António Costa - acrescentou - está "a desmontar os fundamentos do Estado Social" porque "ele julga que o Estado Social é um Estado Salarial". Ora "o Estado Social não é o que põe dez euros no bolso de um pensionista e depois não lhe dá uma cirurgia quando precisa".

Enfim, o primeiro-ministro "confundiu Estado Social com Estado salarial". O erro - explicou - foi fazer "a devolução de rendimentos de uma só vez e não gradualmente". E o PSD, quando no Governo, por muito que tenha posto em prática medidas que implicaram "sacrifícios terríveis", manteve-se fiel à sua "matriz social-democrata" porque "nunca deixou os serviços sociais irem à falência".

A atualidade europeia e mundial foi também abordada em profundidade pelo eurodeputado do PSD - e sempre com as suas afirmações contextualizadas com referências históricas.

Rangel afirmou, por exemplo, que a eleição de Donald Trump nos EUA é "a coisa mais grave que nos aconteceu nos últimos anos", não só pelos princípios ideológicos que representa, mas também pela sua total "imprevisibilidade": "Nunca sabemos como ele vai reagir."

"Outra dificuldade" - acrescentou - é o brexit, porque "os grandes pilares militares europeus eram a França e o Reino Unido e com a saída do Reino Unido "este grande pilar fica diminuído". Mas há uma boa notícia, acrescentou: "Há claramente hoje vontade de avançar num pilar de defesa europeia desde que articulado com a Nato" e isso é fundamental porque "ninguém deve pensar que uma Europa de paz está garantida" - "a guerra nos Balcãs está iminente, vive-se um de pré-guerra" e essa guerra traduzirá um conflito Putin/Erdogan. "A ação humana foi de guerras constantes. O que é normal na resolução de conflitos no espaço europeu é a resolução pela violência, é uma tradição e a II Guerra não foi uma exceção motivada por um louco mas sim o auge."

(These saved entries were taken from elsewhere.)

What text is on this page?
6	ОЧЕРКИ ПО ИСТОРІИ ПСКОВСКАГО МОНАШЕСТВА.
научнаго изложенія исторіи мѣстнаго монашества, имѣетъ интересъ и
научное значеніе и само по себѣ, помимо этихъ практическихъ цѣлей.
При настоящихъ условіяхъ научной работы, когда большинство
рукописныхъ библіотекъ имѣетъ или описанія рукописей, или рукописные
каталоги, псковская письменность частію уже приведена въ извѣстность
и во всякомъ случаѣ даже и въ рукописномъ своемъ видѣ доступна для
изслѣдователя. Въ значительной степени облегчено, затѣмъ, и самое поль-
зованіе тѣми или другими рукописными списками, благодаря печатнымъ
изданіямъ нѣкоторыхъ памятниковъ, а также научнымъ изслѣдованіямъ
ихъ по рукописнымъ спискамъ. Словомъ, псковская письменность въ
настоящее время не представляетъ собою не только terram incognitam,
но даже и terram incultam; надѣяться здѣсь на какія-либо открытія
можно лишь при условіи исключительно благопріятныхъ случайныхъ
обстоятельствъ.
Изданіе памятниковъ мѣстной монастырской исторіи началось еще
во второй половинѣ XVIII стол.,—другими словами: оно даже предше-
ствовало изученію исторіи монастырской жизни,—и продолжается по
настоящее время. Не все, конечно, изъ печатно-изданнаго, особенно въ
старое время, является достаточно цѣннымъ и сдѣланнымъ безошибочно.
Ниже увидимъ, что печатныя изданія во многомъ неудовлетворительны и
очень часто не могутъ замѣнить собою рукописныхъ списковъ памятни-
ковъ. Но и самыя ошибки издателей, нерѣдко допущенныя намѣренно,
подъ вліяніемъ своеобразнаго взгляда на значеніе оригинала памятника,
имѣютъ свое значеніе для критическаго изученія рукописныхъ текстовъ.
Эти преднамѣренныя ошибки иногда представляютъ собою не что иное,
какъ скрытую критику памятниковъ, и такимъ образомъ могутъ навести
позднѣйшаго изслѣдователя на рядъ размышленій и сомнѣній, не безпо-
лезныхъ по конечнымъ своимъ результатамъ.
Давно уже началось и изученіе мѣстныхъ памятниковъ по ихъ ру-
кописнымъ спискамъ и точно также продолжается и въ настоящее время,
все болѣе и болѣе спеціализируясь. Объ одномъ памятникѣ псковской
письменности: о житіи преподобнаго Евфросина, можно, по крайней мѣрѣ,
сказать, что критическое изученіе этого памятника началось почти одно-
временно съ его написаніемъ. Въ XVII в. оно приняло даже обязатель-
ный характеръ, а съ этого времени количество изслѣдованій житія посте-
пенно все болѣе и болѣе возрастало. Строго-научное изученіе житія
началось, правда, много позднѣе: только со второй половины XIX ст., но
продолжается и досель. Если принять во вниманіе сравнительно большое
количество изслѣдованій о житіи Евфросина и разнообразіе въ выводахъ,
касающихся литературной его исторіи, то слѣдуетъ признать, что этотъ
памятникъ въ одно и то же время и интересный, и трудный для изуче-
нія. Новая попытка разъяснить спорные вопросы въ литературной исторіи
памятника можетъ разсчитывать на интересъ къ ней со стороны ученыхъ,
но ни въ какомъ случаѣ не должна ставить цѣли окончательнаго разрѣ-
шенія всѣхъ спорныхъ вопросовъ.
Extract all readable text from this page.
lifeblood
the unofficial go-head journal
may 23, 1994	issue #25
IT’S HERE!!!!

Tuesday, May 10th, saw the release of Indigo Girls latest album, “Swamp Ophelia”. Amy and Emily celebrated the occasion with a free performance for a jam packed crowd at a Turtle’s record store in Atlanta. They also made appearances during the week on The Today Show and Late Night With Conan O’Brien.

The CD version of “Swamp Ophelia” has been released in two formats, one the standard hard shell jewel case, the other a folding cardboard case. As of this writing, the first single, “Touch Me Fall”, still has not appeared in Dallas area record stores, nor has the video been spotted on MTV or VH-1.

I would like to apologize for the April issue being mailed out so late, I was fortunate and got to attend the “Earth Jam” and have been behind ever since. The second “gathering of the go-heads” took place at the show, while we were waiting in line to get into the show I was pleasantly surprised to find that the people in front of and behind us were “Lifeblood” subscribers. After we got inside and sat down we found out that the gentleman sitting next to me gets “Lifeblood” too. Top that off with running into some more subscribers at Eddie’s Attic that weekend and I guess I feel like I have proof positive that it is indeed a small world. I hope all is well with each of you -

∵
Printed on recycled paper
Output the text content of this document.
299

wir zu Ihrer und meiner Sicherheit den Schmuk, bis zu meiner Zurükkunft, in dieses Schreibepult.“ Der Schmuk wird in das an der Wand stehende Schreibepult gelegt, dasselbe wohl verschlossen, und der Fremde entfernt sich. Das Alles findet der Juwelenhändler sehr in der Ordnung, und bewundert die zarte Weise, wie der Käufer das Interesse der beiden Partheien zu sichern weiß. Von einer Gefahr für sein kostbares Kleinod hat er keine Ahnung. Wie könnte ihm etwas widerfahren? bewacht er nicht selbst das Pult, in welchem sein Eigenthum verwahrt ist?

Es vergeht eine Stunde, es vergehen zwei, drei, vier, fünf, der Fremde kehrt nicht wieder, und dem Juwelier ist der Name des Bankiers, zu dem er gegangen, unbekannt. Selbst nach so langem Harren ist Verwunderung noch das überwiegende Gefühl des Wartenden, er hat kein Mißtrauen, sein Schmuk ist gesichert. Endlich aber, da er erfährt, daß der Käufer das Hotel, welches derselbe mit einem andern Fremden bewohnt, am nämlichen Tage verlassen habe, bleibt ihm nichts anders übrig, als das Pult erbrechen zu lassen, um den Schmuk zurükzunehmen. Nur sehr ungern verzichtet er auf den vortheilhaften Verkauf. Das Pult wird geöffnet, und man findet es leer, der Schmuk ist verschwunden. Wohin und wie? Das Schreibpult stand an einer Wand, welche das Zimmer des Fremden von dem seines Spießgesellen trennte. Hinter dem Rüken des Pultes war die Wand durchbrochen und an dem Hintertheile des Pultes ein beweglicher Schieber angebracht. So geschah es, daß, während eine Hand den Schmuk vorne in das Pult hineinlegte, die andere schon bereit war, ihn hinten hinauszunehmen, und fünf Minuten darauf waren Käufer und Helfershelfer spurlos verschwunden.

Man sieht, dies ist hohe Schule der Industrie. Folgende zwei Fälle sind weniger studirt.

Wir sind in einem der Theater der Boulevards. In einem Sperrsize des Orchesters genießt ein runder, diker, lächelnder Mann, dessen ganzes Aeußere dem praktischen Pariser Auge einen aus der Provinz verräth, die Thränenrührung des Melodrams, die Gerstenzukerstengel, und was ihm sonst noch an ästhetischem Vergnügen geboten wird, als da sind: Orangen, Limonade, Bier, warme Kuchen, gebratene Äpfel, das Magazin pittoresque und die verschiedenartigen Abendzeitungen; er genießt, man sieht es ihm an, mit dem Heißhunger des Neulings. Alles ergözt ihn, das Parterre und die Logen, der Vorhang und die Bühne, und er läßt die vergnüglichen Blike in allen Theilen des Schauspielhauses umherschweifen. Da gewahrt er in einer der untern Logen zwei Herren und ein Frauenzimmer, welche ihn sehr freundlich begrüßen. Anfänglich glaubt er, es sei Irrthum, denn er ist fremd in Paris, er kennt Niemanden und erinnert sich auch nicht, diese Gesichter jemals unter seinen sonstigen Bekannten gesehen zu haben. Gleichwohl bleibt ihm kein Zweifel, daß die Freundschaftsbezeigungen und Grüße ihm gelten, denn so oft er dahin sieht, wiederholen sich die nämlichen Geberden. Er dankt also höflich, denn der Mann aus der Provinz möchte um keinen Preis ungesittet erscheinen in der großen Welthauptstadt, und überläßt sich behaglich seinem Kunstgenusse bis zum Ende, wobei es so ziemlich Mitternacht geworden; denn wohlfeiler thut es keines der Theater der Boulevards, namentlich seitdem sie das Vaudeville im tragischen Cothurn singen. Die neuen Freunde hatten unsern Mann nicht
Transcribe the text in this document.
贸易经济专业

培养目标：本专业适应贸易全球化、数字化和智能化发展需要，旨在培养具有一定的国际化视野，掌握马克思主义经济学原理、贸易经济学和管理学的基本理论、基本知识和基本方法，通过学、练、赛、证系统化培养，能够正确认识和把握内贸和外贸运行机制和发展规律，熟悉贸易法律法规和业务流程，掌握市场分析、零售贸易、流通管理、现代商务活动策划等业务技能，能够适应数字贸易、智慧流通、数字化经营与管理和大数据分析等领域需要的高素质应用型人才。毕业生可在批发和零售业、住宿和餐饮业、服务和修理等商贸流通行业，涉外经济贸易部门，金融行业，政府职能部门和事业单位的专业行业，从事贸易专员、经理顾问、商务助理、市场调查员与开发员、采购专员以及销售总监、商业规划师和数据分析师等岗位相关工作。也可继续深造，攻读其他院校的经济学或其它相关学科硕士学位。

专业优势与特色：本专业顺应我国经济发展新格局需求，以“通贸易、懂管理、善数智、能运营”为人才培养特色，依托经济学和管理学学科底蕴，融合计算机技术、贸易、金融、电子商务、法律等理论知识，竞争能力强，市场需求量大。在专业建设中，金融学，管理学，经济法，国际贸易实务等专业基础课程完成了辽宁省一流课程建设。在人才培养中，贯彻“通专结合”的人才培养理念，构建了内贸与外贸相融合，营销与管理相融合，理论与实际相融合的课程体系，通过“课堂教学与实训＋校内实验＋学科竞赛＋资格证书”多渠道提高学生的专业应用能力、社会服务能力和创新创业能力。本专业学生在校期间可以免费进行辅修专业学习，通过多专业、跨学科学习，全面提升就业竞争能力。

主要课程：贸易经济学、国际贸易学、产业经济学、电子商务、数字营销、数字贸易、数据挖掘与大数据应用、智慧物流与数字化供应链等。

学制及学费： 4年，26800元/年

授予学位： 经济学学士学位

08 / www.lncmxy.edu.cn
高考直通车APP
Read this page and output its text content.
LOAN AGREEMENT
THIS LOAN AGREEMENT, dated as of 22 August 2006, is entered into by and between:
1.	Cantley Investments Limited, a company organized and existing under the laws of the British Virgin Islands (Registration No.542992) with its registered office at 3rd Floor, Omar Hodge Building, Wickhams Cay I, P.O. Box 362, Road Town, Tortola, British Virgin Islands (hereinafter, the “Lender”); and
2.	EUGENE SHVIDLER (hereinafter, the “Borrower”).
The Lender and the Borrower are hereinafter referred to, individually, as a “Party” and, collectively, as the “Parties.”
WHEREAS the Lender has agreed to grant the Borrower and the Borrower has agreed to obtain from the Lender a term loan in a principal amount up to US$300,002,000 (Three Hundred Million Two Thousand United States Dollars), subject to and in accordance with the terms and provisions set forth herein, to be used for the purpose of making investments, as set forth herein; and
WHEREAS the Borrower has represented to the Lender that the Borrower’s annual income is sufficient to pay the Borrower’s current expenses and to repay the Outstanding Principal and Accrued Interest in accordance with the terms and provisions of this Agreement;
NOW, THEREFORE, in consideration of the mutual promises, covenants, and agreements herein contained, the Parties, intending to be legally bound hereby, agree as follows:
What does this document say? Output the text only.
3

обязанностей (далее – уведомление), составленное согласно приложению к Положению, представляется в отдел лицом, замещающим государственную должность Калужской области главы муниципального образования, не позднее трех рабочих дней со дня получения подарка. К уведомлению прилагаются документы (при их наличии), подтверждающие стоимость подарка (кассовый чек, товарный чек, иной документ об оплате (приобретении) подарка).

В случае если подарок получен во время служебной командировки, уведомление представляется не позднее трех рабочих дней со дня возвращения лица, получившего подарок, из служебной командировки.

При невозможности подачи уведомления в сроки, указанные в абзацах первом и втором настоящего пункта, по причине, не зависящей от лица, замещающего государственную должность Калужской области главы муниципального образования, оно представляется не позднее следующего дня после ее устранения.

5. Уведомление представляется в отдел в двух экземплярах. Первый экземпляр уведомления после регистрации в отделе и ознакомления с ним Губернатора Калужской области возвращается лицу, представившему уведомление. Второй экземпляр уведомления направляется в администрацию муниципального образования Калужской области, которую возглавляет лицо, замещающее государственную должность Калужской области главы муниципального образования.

Sobre o futuro na UE, Paulo Rangel afirmou que a grande fratura não é entre o norte e o sul, mas sim entre o leste e oeste. "Na questão económica [entre o norte o sul] há um diálogo possível", mas na relação leste/oeste está a "criar-se um problema muito grave" para a UE quando em países como a Hungria, Roménia, Eslováquia ou Polónia a questão já é de respeito pelos fundamentos do Estado de Direito e da democracia liberal. "No leste estão a querer suprimir a liberdade de expressão e de imprensa, a independência do poder judicial."

Rangel afirmou-se esperançado na possibilidade de uma reforma do euro depois de as eleições alemãs, que atenda às características específicas dos países do sul. Esta reforma, disse, só não podia acontecer durante a crise que colocou países como Portugal e a Grécia sob assistência: "Nunca se podia esperar uma reforma do euro quando a desconfiança era total. Foi fundamental reganhar a confiança". Portanto, "provavelmente Merkel ganhará as eleições alemãs" e a reforma far-se-á depois.

O eurodeputado começou com uma preleção histórica sobre a formação da Europa e aproveitou para - tal como ontem à noite fez Sérgio Sousa Pinto - deixar um apelo aos jovens que o ouviam: "Não se vendam ao politicamente correto."

Fê-lo para defender uma ideia: "O conceito de Europa tal como o conhecemos é um conceito cristão", ou seja, a Europa é "culturalmente greco-romana" e "judaico-cristã do ponto de vista civilizacional". "A história é politicamente incorreta" e é por isso que "os politicamente corretos gostam de a rever", acusou.